Los espacios, la electricidad y las desilusiones

María Matienzo Puerto

Edificio de La Habana. Foto: Ihosvanny

Esta semana necesitaba concentración, por eso en mi registro de espacios sagrados encontré, inmediatamente la biblioteca del municipio donde estoy viviendo ahora, Cotorro.

Ya había estado por sus salones y el trato mejor ni en mis sueños.  Me dije: Na!!  Después que tanto he criticado a las bibliotecarias con su cotilleo, y sus ansias de poder, había encontrado la biblioteca ideal.  Un ambiente propicio para la creación y un horario más completo que el que tiene la mismísima Biblioteca Nacional.

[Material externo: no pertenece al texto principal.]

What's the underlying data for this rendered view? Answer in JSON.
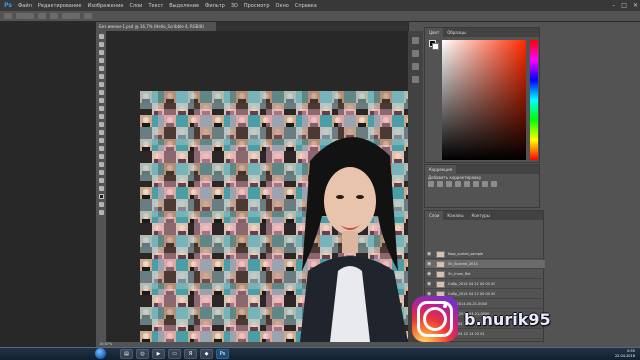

La biblioteca del Cotorro permanece abierta más tiempo que la iglesia del lugar: todos los días de 8:30 de la mañana a 7:00 de la noche.  A la iglesia no he podido entrar porque no acabo de cazarle el horario.

Así en las tres ocasiones en que me senté en una de sus salas (siempre la misma) me percibí mimada: siempre solícitas, vi cómo daban un trato especializado y amable a todo el que llegaba.  O sea, no podía decir que era solo conmigo y mi pinta seudoperiodística.

Así pasó algo de tiempo y no volví por allá porque entre las vacaciones que me tomé y el trabajo investigativo que me llevaba a otros lugares, fui aplazando lo que me prometí que debía ser una cita casi diaria.

Pero esta semana, cuando me hizo falta algo de concentración para terminar un libro dificilísimo de digerir y fui por allá, me encontré el absurdo cubano rodeando sus puertas.

La bibliotecaria, con los espejuelos tirados sobre la mesa me sugirió que no era buen momento para sentarme a leer.  Eran las cinco de la tarde y como por acá tenemos el horario de invierno, ya estaba comenzando a oscurecer.  Mi pregunta respuesta con su lógica apabullante no se hizo esperar: ¿y por qué no encienden la luz?

Ja, ja, ja.  Ilusa como siempre.

La bibliotecaria me explicó que se habían pasado en el consumo de electricidad que les había asignado el gobierno del municipio (el partido y el poder popular) y que no podía prender ni las luces, ni los ventiladores, ni las computadoras.

Allí estaba el sinsentido de las instituciones cubanas dispuesto a que le escribiera un diario.

Siempre había escuchado de esas leyes no escritas, pero nunca había chocado con ellas de frente.  Mi biblioteca ideal se me desmoronó.  ¿De qué me sirve que esté abierto hasta tan tarde si no puedo sentarme a trabajar?

La dejé atrás.  Abierta por gusto y yo con la necesidad de encontrar un nuevo lugar para poderme concentrar.